- Conference: Ivy League
- Record: 3–7 (3–4 Ivy)
- Head coach: Frank Navarro (5th season);
- Captains: Victor L. Ruterbusch; Jonathan E. Schultheis;
- Home stadium: Palmer Stadium

= 1982 Princeton Tigers football team =

American college football season

The 1982 Princeton Tigers football team was an American football team that represented Princeton University during the 1982 NCAA Division I-AA football season. Princeton tied for fourth place in the Ivy League.

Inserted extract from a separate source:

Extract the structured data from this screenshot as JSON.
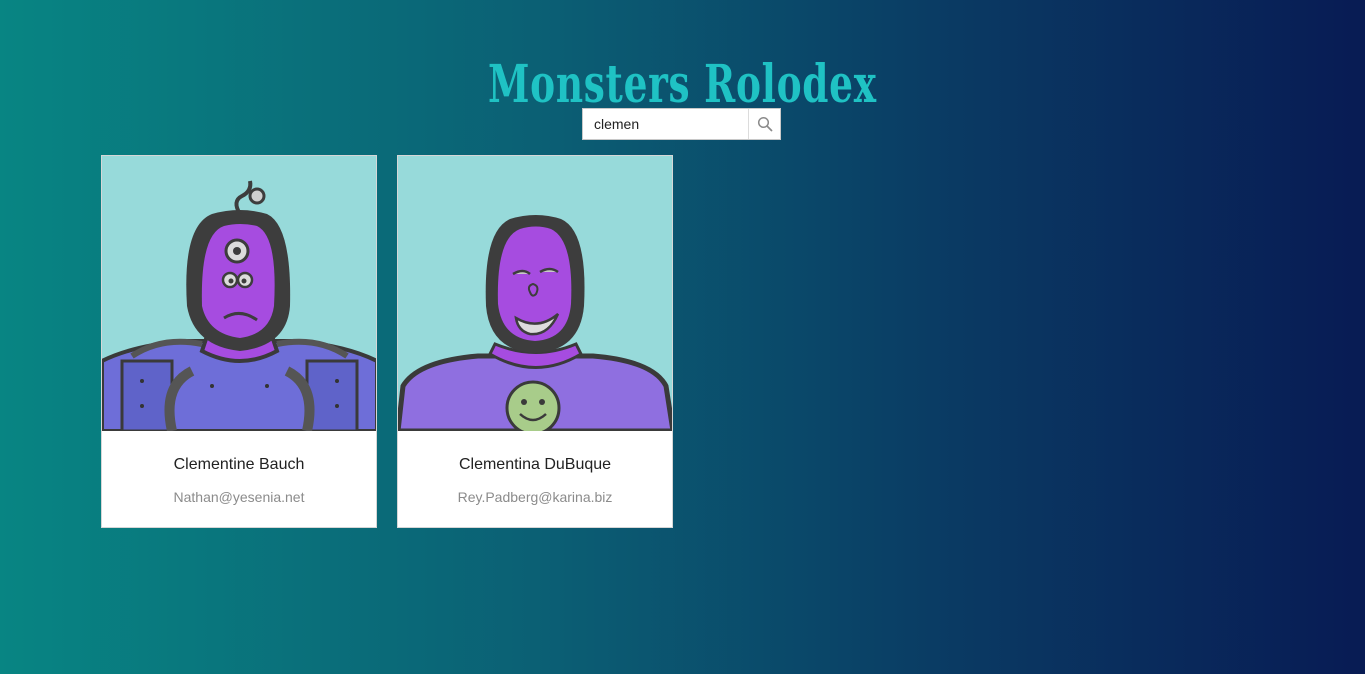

In their fifth year under head coach Frank Navarro, the Tigers compiled a 3–7 record and were outscored 317 to 229. Victor L. Ruterbusch and Jonathan E. Schultheis were the team captains.

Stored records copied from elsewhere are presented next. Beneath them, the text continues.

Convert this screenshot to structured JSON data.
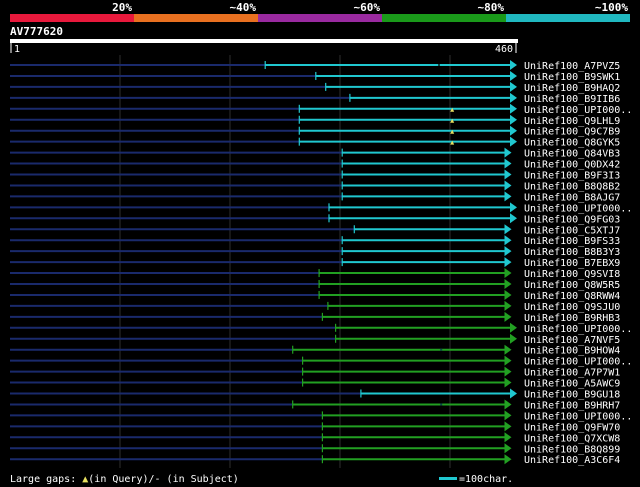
{
  "identity_scale": {
    "ticks": [
      "20%",
      "~40%",
      "~60%",
      "~80%",
      "~100%"
    ],
    "colors": [
      "#e8193c",
      "#e87020",
      "#9a2aa0",
      "#1a9a1a",
      "#20b8c0"
    ]
  },
  "query": {
    "name": "AV777620",
    "start_label": "1",
    "end_label": "460",
    "length": 460
  },
  "style": {
    "backbone_color": "#1a2a6c",
    "grid_color": "#2e2e2e",
    "cyan": "#20c8d0",
    "green": "#22a022",
    "gap_marker_color": "#e8e060",
    "label_color": "#ffffff"
  },
  "hits": [
    {
      "name": "UniRef100_A7PVZ5",
      "start": 232,
      "end": 460,
      "color": "cyan",
      "gap_at": 390
    },
    {
      "name": "UniRef100_B9SWK1",
      "start": 278,
      "end": 460,
      "color": "cyan"
    },
    {
      "name": "UniRef100_B9HAQ2",
      "start": 287,
      "end": 460,
      "color": "cyan"
    },
    {
      "name": "UniRef100_B9IIB6",
      "start": 309,
      "end": 460,
      "color": "cyan"
    },
    {
      "name": "UniRef100_UPI000..",
      "start": 263,
      "end": 460,
      "color": "cyan",
      "query_gap_at": 402
    },
    {
      "name": "UniRef100_Q9LHL9",
      "start": 263,
      "end": 460,
      "color": "cyan",
      "query_gap_at": 402
    },
    {
      "name": "UniRef100_Q9C7B9",
      "start": 263,
      "end": 460,
      "color": "cyan",
      "query_gap_at": 402
    },
    {
      "name": "UniRef100_Q8GYK5",
      "start": 263,
      "end": 460,
      "color": "cyan",
      "query_gap_at": 402
    },
    {
      "name": "UniRef100_Q84VB3",
      "start": 302,
      "end": 455,
      "color": "cyan"
    },
    {
      "name": "UniRef100_Q0DX42",
      "start": 302,
      "end": 455,
      "color": "cyan"
    },
    {
      "name": "UniRef100_B9F3I3",
      "start": 302,
      "end": 455,
      "color": "cyan"
    },
    {
      "name": "UniRef100_B8Q8B2",
      "start": 302,
      "end": 455,
      "color": "cyan"
    },
    {
      "name": "UniRef100_B8AJG7",
      "start": 302,
      "end": 455,
      "color": "cyan"
    },
    {
      "name": "UniRef100_UPI000..",
      "start": 290,
      "end": 460,
      "color": "cyan"
    },
    {
      "name": "UniRef100_Q9FG03",
      "start": 290,
      "end": 460,
      "color": "cyan"
    },
    {
      "name": "UniRef100_C5XTJ7",
      "start": 313,
      "end": 455,
      "color": "cyan"
    },
    {
      "name": "UniRef100_B9FS33",
      "start": 302,
      "end": 455,
      "color": "cyan"
    },
    {
      "name": "UniRef100_B8B3Y3",
      "start": 302,
      "end": 455,
      "color": "cyan"
    },
    {
      "name": "UniRef100_B7EBX9",
      "start": 302,
      "end": 455,
      "color": "cyan"
    },
    {
      "name": "UniRef100_Q9SVI8",
      "start": 281,
      "end": 455,
      "color": "green"
    },
    {
      "name": "UniRef100_Q8W5R5",
      "start": 281,
      "end": 455,
      "color": "green"
    },
    {
      "name": "UniRef100_Q8RWW4",
      "start": 281,
      "end": 455,
      "color": "green"
    },
    {
      "name": "UniRef100_Q9SJU0",
      "start": 289,
      "end": 455,
      "color": "green"
    },
    {
      "name": "UniRef100_B9RHB3",
      "start": 284,
      "end": 455,
      "color": "green"
    },
    {
      "name": "UniRef100_UPI000..",
      "start": 296,
      "end": 460,
      "color": "green"
    },
    {
      "name": "UniRef100_A7NVF5",
      "start": 296,
      "end": 460,
      "color": "green"
    },
    {
      "name": "UniRef100_B9HOW4",
      "start": 257,
      "end": 455,
      "color": "green",
      "gap_at": 392
    },
    {
      "name": "UniRef100_UPI000..",
      "start": 266,
      "end": 455,
      "color": "green"
    },
    {
      "name": "UniRef100_A7P7W1",
      "start": 266,
      "end": 455,
      "color": "green"
    },
    {
      "name": "UniRef100_A5AWC9",
      "start": 266,
      "end": 455,
      "color": "green"
    },
    {
      "name": "UniRef100_B9GU18",
      "start": 319,
      "end": 460,
      "color": "cyan"
    },
    {
      "name": "UniRef100_B9HRH7",
      "start": 257,
      "end": 455,
      "color": "green",
      "gap_at": 392
    },
    {
      "name": "UniRef100_UPI000..",
      "start": 284,
      "end": 455,
      "color": "green"
    },
    {
      "name": "UniRef100_Q9FW70",
      "start": 284,
      "end": 455,
      "color": "green"
    },
    {
      "name": "UniRef100_Q7XCW8",
      "start": 284,
      "end": 455,
      "color": "green"
    },
    {
      "name": "UniRef100_B8Q899",
      "start": 284,
      "end": 455,
      "color": "green"
    },
    {
      "name": "UniRef100_A3C6F4",
      "start": 284,
      "end": 455,
      "color": "green"
    }
  ],
  "footer": {
    "legend_prefix": "Large gaps: ",
    "query_marker": "▲",
    "legend_middle": "(in Query)/- (in Subject)",
    "scale_text": "=100char."
  }
}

Princeton's 3–4 conference record earned it part of a four-way tie for fourth place in the Ivy League standings. The Tigers were outscored 215 to 154 by Ivy opponents.

This was Princeton's first year in Division I-AA, after having competed in the top-level Division I-A and its predecessors since helping to found the sport in 1872.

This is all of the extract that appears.